Dienstag, 1. November 2011

Batch processing with myBatis

I'm currently working on a clearing application for a big german bank. It's the kind of system where you get hundreds of thousands or even millions of data sets per day and have to process them over night. For this kind of problem. you cannot just load all the data into memory. It may work for the moment, but what if the bank acquires new businesses and the data load suddenly explodes? That's not something you can compensate with hardware.
Luckily, there is no reason to hold the whole result set in memory. Clearing usually involves some preprocessing on a per-transaction basis and computing lots of sums after that. For this you don't need more than one data set in memory at any given time. This is where myBatis' custom ResultHandlers come into play. The default implementation is to just put each row from the database into a list and return that list to you after the result set is read completely. But you can change this behaviour by supplying your own handler.
For our clearing example this would envolve preprocessing each row by itsself and adding some of its values to the sums we're computing. After this is done, we no longer need that row and thus we can let the garbage collector do its business.

So here is how one of those batch processings might look:

 private class TransactionHandler implements ResultHandler {  
  long impotantSum = 0;  
  Date clearingDate = new Date();  
  SqlSession session;  
  public TransactionHandler(SqlSession session) {  
   this.session = session;  
  public void handeResult(ResultContext context) {  
    CreditCardTransaction transaction = (CreditCardTransaction)context.getResultObject;  
    importantSum += transaction.getAmount();  
 public void doClearing() {  
  //assuming you already have the factory somewhere (e.g. in a container)
  SqlSession session = factory.openSession();
  TransactionHandler handler = new TransactionHandler(session);  
  try {  
    //the first parameter is the name of the mapped sql statement
    //the second are your query parameters like "all transactions whose status is still set to 'New'"
   session.select("findTransactionsToClear", queryParameters, handler);  
   long sum = handler.importantSum;  
   //do something with that sum (probably exporting it to a file)  
   //after everything went well, we can commit our changes  
  } catch (RuntimeException e) {  
   //if something goes badly wrong, we can rollback the whole clearing run,  
   //leaving the system in a consistent state  
   logger.error("Clearing failed", e);  
  } finally {  

With this approach you can process millions of data sets with constant memory consumption on the Java side of things. Of course, your database will have to cache lots of updates, but that is what it was built and optimized for.

Handling updates within the result set

There are some subtle problems to consider when processing involves cross-updates between rows from your result set. This happens for instance when you need to find the original transaction for a reversal (A reversal is sent by another bank and means "Whoops, our fault, please give that poor guy his money back").
Take the following logic as an example:
"When a reversal is found, we need to find its original transaction in the database. Once we have found it, we set its status to 'reversed'".
Now there is a small probability that the orginal transaction is being processed in the same clearing run and thus is part of the result set we are iterating over. If it is further down in the result set, it will not "see" that we have reversed it. This can be a problem if its clearing logic depends on that ("Set status to 'processed', unless status already is "reversed'").

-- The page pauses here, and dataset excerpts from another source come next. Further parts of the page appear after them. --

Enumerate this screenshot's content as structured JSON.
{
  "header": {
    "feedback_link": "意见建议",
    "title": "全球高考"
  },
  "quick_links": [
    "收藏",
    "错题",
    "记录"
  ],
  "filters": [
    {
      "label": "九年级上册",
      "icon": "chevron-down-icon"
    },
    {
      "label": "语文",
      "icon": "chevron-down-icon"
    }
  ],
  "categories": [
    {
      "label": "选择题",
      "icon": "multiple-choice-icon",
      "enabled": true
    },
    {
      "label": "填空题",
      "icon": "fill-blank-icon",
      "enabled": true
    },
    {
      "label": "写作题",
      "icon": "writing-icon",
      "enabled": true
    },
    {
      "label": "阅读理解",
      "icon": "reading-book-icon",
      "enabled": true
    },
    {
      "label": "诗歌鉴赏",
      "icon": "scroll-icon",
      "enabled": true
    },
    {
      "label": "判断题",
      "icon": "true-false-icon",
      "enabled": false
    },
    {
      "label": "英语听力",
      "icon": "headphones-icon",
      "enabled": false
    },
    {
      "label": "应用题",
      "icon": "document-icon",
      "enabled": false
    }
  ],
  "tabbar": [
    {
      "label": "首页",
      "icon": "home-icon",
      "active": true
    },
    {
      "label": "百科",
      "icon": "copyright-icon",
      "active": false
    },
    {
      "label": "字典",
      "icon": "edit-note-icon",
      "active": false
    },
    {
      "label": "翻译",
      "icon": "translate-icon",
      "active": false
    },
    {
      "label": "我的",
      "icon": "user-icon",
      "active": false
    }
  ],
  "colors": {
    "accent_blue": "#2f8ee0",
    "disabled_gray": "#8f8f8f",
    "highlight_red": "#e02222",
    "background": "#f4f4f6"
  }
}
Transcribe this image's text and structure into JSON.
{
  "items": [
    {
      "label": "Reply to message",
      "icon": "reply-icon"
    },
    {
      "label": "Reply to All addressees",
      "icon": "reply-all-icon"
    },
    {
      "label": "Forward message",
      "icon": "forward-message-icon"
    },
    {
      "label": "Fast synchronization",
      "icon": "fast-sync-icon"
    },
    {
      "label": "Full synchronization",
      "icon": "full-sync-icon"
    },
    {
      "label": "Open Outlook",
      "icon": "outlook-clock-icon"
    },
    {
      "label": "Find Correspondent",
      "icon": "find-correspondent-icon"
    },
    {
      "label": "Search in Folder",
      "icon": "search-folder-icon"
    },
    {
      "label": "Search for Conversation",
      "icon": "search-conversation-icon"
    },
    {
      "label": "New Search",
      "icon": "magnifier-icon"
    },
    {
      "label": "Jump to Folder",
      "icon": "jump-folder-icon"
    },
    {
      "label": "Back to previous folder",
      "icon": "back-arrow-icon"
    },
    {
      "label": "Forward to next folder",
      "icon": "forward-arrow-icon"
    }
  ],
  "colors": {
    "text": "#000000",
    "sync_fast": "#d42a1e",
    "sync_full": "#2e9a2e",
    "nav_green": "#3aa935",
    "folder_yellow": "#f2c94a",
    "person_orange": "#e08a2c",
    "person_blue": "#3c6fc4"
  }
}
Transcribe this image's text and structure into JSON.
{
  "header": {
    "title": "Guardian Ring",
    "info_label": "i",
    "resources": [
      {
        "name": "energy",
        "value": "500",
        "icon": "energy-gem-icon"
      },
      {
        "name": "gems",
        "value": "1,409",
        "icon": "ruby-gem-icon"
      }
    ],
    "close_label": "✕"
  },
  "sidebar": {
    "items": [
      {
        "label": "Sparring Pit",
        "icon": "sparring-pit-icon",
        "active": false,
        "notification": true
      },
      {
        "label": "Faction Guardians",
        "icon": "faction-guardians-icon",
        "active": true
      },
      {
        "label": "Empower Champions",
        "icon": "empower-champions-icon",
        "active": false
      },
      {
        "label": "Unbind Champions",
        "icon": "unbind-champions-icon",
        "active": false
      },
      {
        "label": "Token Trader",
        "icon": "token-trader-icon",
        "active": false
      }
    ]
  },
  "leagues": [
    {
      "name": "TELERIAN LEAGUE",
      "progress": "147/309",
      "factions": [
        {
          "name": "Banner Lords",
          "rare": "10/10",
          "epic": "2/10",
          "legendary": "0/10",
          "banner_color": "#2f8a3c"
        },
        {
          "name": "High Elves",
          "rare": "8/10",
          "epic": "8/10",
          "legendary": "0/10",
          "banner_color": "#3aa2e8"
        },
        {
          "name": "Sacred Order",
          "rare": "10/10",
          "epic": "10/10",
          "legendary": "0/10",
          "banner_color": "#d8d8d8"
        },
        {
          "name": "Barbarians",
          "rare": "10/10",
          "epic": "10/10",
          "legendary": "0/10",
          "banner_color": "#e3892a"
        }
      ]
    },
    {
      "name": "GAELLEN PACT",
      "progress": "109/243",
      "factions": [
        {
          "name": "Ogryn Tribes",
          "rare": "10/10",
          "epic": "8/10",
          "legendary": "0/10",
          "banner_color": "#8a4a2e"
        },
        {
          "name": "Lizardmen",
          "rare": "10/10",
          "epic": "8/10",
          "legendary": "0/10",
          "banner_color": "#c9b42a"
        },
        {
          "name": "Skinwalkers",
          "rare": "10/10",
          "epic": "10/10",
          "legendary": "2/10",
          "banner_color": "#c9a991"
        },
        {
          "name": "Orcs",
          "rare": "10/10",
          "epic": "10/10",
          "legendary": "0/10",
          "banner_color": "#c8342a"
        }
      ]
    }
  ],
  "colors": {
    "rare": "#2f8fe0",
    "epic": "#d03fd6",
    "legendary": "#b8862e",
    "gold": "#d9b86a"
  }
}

There are several ways of ensuring that such changes don't get lost like in the example above.

1. Use ORDER_BY to sort the data in such a way that there are no forward references, only backward. In our case, this was the best solution. Our domain export assured us that reversals will always arrive at our system at a later time than the original transaction, never at the same time. So we just sorted by incoming timestamp.
2. If the number of changes is small, you can just remeber the IDs of the rows you changed. Then for each row, you look up if it was changed and if so, do a select by id on it. This way you will get the most recent state from the database
3. Use a Scroll_Sensitive result set with fetch size 1 (both can be set on a per-mapping basis). This solution is extreme. All changes will be visible immediately, so this can be used when 1. and 2. are not possible. But beware, this comes at the cost of major performance degradation. Use this as a last resort only!